今回は第2の結びつき方について述べる。これは、たとえば「ニタリとほくそ笑む」ということばがただの微笑ではなく『悪者』キャラの微笑を表すように、「ことばが動作を表す際に、その動作の行い手のキャラクタまで暗に示す」という結びつき方である。表現者の存在が前面に出てくるのはこの結びつき方であり、ことば以外にはまず見られないのもこの結びつき方である。
「ニタリとほくそ笑む」という動詞句の命令形「ニタリとほくそ笑め」は不自然である。なぜか? それは、そもそもニタリとほくそ笑むという動作には、単に笑顔を作ることだけでなく、「しめた!」というような心の動きが含まれていて、その心の動きは意図的にコントロールできないから命令と合わないのだ、ちょうど、顔をこすったり酒を飲んだりすれば顔を赤くすることはできるが、羞恥心は意図的に引き起こせないから意図的に「顔を赤らめる」ことはできない、だから命令形「顔を赤らめろ」が不自然だというのと、同じことなのだ――こういう説明は、一見もっともらしく思えるものの、どうもあやしいのではないか。
「おまえはいつも、心の中で「しめた!」と思っても、ちっとも顔に出さないな。一度ぐらい、「しめた!」と思いながら笑ってみろ」という発言はちゃんと意味をなすだろう。つまり「「しめた!」と思いながら笑ってみろ」という命令はできる。「しめた!」という心の動きはコントロールできないにしても、だから命令ができないという説明は論理が飛躍してしまっている。
「ニタリとほくそ笑め」が不自然なのはむしろ、「ニタリとほくそ笑む」という動詞句が微笑むこと(動作)だけでなく、微笑む者(動作の行い手)が『悪者』キャラであることまでを表すからではないだろうか。
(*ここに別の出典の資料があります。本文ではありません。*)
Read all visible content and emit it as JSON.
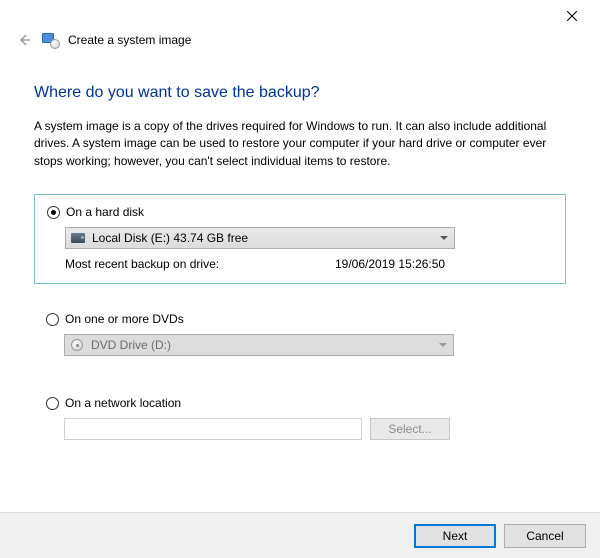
{
  "window": {
    "title": "Create a system image"
  },
  "heading": "Where do you want to save the backup?",
  "description": "A system image is a copy of the drives required for Windows to run. It can also include additional drives. A system image can be used to restore your computer if your hard drive or computer ever stops working; however, you can't select individual items to restore.",
  "options": {
    "hard_disk": {
      "label": "On a hard disk",
      "selected_drive": "Local Disk (E:)  43.74 GB free",
      "recent_label": "Most recent backup on drive:",
      "recent_value": "19/06/2019 15:26:50"
    },
    "dvd": {
      "label": "On one or more DVDs",
      "selected_drive": "DVD Drive (D:)"
    },
    "network": {
      "label": "On a network location",
      "select_button": "Select..."
    }
  },
  "buttons": {
    "next": "Next",
    "cancel": "Cancel"
  }
}
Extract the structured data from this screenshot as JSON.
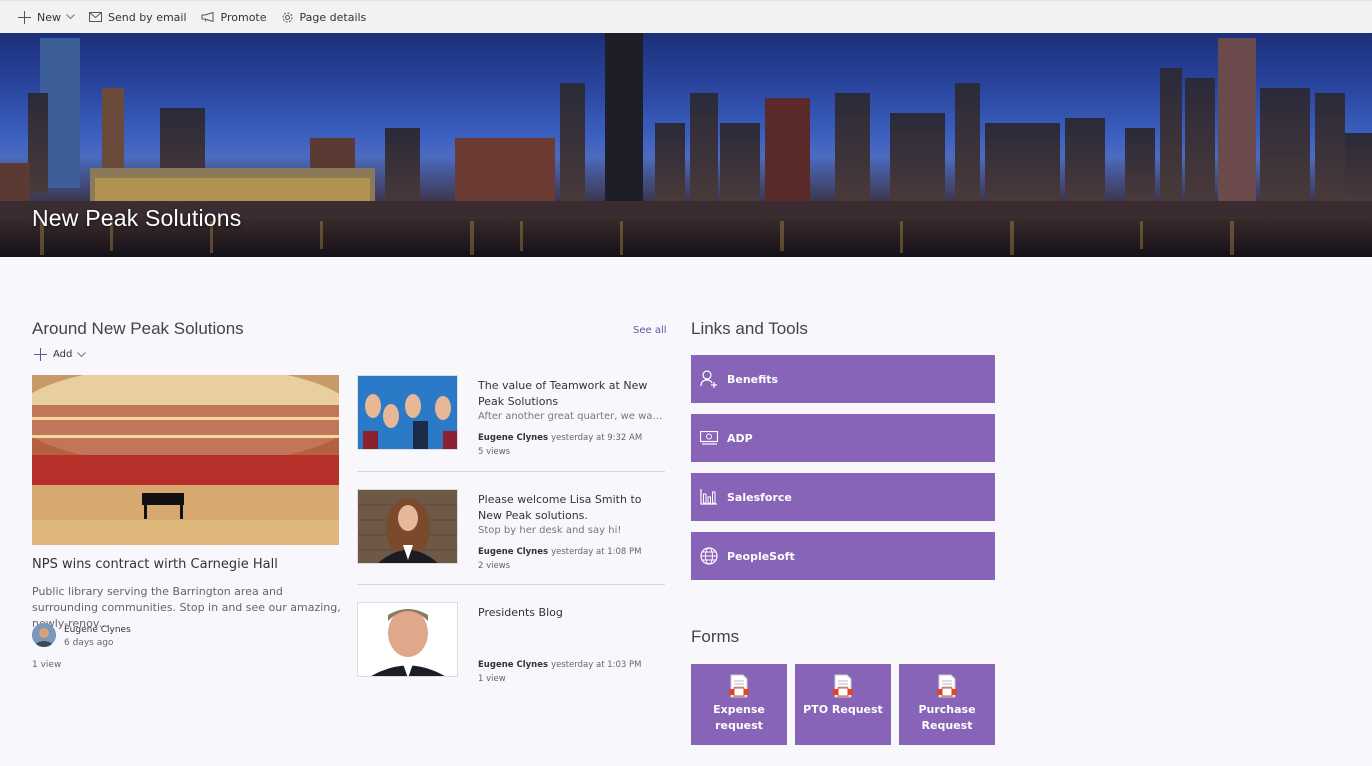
{
  "command_bar": {
    "new_label": "New",
    "send_label": "Send by email",
    "promote_label": "Promote",
    "details_label": "Page details"
  },
  "hero": {
    "title": "New Peak Solutions"
  },
  "news": {
    "title": "Around New Peak Solutions",
    "see_all": "See all",
    "add_label": "Add",
    "featured": {
      "title": "NPS wins contract wirth Carnegie Hall",
      "description": "Public library serving the Barrington area and surrounding communities. Stop in and see our amazing, newly-renov...",
      "author": "Eugene Clynes",
      "date": "6 days ago",
      "views": "1 view"
    },
    "items": [
      {
        "title": "The value of Teamwork at New Peak Solutions",
        "description": "After another great quarter, we wan...",
        "author": "Eugene Clynes",
        "date": "yesterday at 9:32 AM",
        "views": "5 views"
      },
      {
        "title": "Please welcome Lisa Smith to New Peak solutions.",
        "description": "Stop by her desk and say hi!",
        "author": "Eugene Clynes",
        "date": "yesterday at 1:08 PM",
        "views": "2 views"
      },
      {
        "title": "Presidents Blog",
        "description": "",
        "author": "Eugene Clynes",
        "date": "yesterday at 1:03 PM",
        "views": "1 view"
      }
    ]
  },
  "links": {
    "title": "Links and Tools",
    "items": [
      {
        "label": "Benefits",
        "icon": "person-add-icon"
      },
      {
        "label": "ADP",
        "icon": "money-icon"
      },
      {
        "label": "Salesforce",
        "icon": "bar-chart-icon"
      },
      {
        "label": "PeopleSoft",
        "icon": "globe-icon"
      }
    ]
  },
  "forms": {
    "title": "Forms",
    "items": [
      {
        "label": "Expense request",
        "icon": "form-document-icon"
      },
      {
        "label": "PTO Request",
        "icon": "form-document-icon"
      },
      {
        "label": "Purchase Request",
        "icon": "form-document-icon"
      }
    ]
  },
  "colors": {
    "accent": "#8764b8",
    "link": "#6b4fa0",
    "page_bg": "#f8f7fc",
    "command_bar_bg": "#f2f2f2"
  }
}
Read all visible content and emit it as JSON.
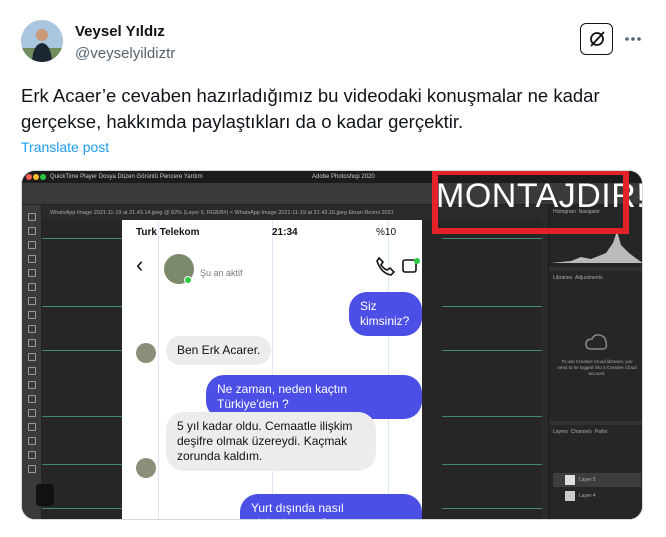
{
  "author": {
    "name": "Veysel Yıldız",
    "handle": "@veyselyildiztr"
  },
  "post": {
    "text": "Erk Acaer’e cevaben hazırladığımız bu videodaki konuşmalar ne kadar gerçekse, hakkımda paylaştıkları da o kadar gerçektir.",
    "translate_label": "Translate post"
  },
  "media": {
    "os_menu": "QuickTime Player   Dosya   Düzen   Görüntü   Pencere   Yardım",
    "app_title": "Adobe Photoshop 2020",
    "doc_tabs": "WhatsApp Image 2021-11-19 at 21.43.14.jpeg @ 82% (Layer 5, RGB/8#) ×    WhatsApp Image 2021-11-19 at 21.43.16.jpeg    Ekran Resmi 2021",
    "overlay_caption": "MONTAJDIR!",
    "panel_tabs": [
      "Histogram",
      "Navigator"
    ],
    "panel_tabs2": [
      "Libraries",
      "Adjustments"
    ],
    "panel_message": "To use Creative Cloud libraries, you need to be logged into a Creative Cloud account.",
    "layers_tabs": [
      "Layers",
      "Channels",
      "Paths"
    ],
    "layer_names": [
      "Layer 5",
      "Layer 4"
    ],
    "phone": {
      "carrier": "Turk Telekom",
      "time": "21:34",
      "battery": "%10",
      "contact_status": "Şu an aktif",
      "messages": [
        {
          "dir": "out",
          "text": "Siz kimsiniz?"
        },
        {
          "dir": "in",
          "text": "Ben Erk Acarer."
        },
        {
          "dir": "out",
          "text": "Ne zaman, neden kaçtın Türkiye'den ?"
        },
        {
          "dir": "in",
          "text": "5 yıl kadar oldu. Cemaatle ilişkim deşifre olmak üzereydi. Kaçmak zorunda kaldım."
        },
        {
          "dir": "out",
          "text": "Yurt dışında nasıl gizleniyorsun?"
        }
      ]
    }
  },
  "colors": {
    "accent_link": "#1d9bf0",
    "bubble_out": "#4b4fe6",
    "highlight_box": "#e5222a"
  },
  "icons": [
    "grok-icon",
    "more-icon",
    "back-chevron-icon",
    "phone-call-icon",
    "video-call-icon"
  ]
}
これまで何度も述べてきたように、遊びを別とすれば、キャラクタは意図的にコントロールできないことになっている。動作それじたいだけでなく、動作を行う者のキャラクタまでもあからさまに指定する動詞「ニタリとほくそ笑む」の命令形「ニタリとほくそ笑め」は、キャラクタのコントロールを聞き手に要求しているから、不自然なのではないか。
ここで動詞「たたずむ」を取り上げてみよう。「じっと立っている」という動詞句の命令形「じっと立っていろ」は特に不自然ではない。だが、動詞「たたずむ」の命令形「たたずめ」は不自然である。そしてこの不自然さは、心の動きのせいにはできない。というのは、たたずむという動作は、「しめた!」という思いや羞恥心のわき起こりといった、特定の心の動きを含んでいるようには思えないからである。「たたずめ」が不自然なのはむしろ、そもそも「たたずむ」という動詞がじっと立っていること(動作)だけでなく、じっと立っている者(動作の行い手)が『大人』キャラであることまでを表すからではないか。もし例外的に「たたずめ」がありえるとすれば、それはたとえば芝居の監督が役者に演技をつけて「いや、もうちょっと早く立ち止まれ。この位置でたたずめ」と言うような状況、つまりキャラクタのコントロールが許されている「芝居」という状況ではないだろうか。
「ニタリとほくそ笑む」のようなことばを「キャラクタ動作の表現」と呼ぼう。また、これらキャラクタ動作の表現によって示される『大人』キャラのようなラベルづけられたキャラクタを「表現キャラクタ」と呼ぼう。
なに、おまえは昔の論文では「動作キャラクタ」と呼んでいたではないかって? はぁて。そんなことがありましたかのぅ。この老いぼれには何も思い出せませんなぁ。やあ、あの雲の面白いことよ。